My aunt left Minnesota to move to Australia when I was about 5 years old. At the time I never Knew WHY she went, just that she would send us some really cool books on Australia, along with Koala bears, water buffalo horns, Wallaby skins and things that just seemed WAY cool. It should be added, that when my kids were little, Kay sent Ian and Rachel all kinds of Australian books, like the Blinky Bill series, or "Wombat Stew", or "Enoch the Emu". Still, eventhough she lived in a really cool place, I never really understood why she left Minnesota as a young woman in her mid-twenties to go it alone so far from friends and family. This is the part of my tale where we can talk about why the good old days were not so good.
Growing up was not easy for my Aunt. My grandparents owned a dog kennel and pet shop. As it was a family business, my Aunt and my dad put in a lot of hours cleaning out dog cages and other jobs in the Doggie Shop. My aunt did not like frilly, girly-girl things like dresses, teas and the color pink. My aunt wanted to work with tools, get dirty, play sports. Because of that, she did not always see eye to eye with my grandmother. My aunt also had dyslexia. At that time, you were just labled as "Slow", and she was put in classes with kids who had various forms of mental retardation. She was made to feel that she was stupid. The one area of school she thought she could excel in was in small engine shop or woodworking shop. She was not allowed to take it because she was a young woman. She could have taken home economics, but not any of the industrial arts classes. Those were all pretty alienating experiences, but that could not have been enough to make her go so far away.
"You have to remember", my aunt told me last year, "The 1950's was not a great time to realize that you were Gay. Your Grandmother had a hard time accepting that. I looked on a globe, and Australia looked like the farthest point I could get away from Minnesota."
You would think that after everything that my aunt had been through, you would think that she would be a mean, bitter woman. Far from it. She is the funniest woman I know. She and her Partner Wendy are due for a visit, which we always enjoy. Her partner Wendy is kind of the Lesbian version of the late Steve Irwin. She has an encyclopedic knowlege of the wildlife and fauna of Australia. She also has some sort of animal radar that the rest of us mere mortals do not have. Last year, while driving back from a weekend of fishing we were driving at 60 miles an hour, when out of her PERIPHREAL vision, she said, "Hey, did you see that? An emu!"

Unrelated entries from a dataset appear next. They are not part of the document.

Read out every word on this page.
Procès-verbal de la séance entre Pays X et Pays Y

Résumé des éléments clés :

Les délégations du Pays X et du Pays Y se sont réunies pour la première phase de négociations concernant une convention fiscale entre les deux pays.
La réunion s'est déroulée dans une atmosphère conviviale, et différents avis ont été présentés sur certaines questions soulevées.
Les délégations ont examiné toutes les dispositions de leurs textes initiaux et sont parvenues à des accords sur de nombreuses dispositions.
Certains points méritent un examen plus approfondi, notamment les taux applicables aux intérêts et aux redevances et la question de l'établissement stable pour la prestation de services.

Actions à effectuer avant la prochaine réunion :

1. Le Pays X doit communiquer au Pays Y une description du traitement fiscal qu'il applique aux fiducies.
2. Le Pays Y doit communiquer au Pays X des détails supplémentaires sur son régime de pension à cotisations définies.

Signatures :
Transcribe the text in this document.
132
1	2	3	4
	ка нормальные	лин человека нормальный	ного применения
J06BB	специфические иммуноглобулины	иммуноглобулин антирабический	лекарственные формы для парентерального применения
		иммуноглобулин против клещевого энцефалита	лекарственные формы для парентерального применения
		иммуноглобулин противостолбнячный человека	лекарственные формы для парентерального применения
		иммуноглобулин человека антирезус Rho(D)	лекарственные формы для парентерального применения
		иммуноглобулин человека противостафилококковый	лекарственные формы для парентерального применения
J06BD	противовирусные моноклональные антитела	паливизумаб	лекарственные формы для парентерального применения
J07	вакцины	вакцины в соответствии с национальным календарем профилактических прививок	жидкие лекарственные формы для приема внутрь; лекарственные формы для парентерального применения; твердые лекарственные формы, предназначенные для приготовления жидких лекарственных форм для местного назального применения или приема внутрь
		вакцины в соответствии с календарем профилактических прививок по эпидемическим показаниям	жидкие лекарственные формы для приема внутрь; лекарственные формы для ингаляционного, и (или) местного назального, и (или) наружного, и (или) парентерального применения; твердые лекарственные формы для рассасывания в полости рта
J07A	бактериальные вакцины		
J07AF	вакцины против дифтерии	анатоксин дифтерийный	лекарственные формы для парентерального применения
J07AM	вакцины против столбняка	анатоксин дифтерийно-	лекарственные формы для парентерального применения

I have no bloody idea how she saw it.
At any rate, my Aunt Kay is one of the most special people in my life. When my kids were each 12, she had them stay at her place in Australia-Ian for a month, Rachel for 5 months. It breaks my heart to think of how much my aunt went through as a kid and teenager because they did not know how to work with a dyslexic girl who liked cars, carpentry and physical sports. Factor in being a young Gay woman and it was not a very "Minnesota Nice" time to come out. I think because she knew what it was like to be on the recieving end of shittiness from adults, she has always been more patient with kids. I know I am a better person for having my Aunt Kay in my life, and I know my kids are better people for having her being a fun, anarchic presence in their lives as well.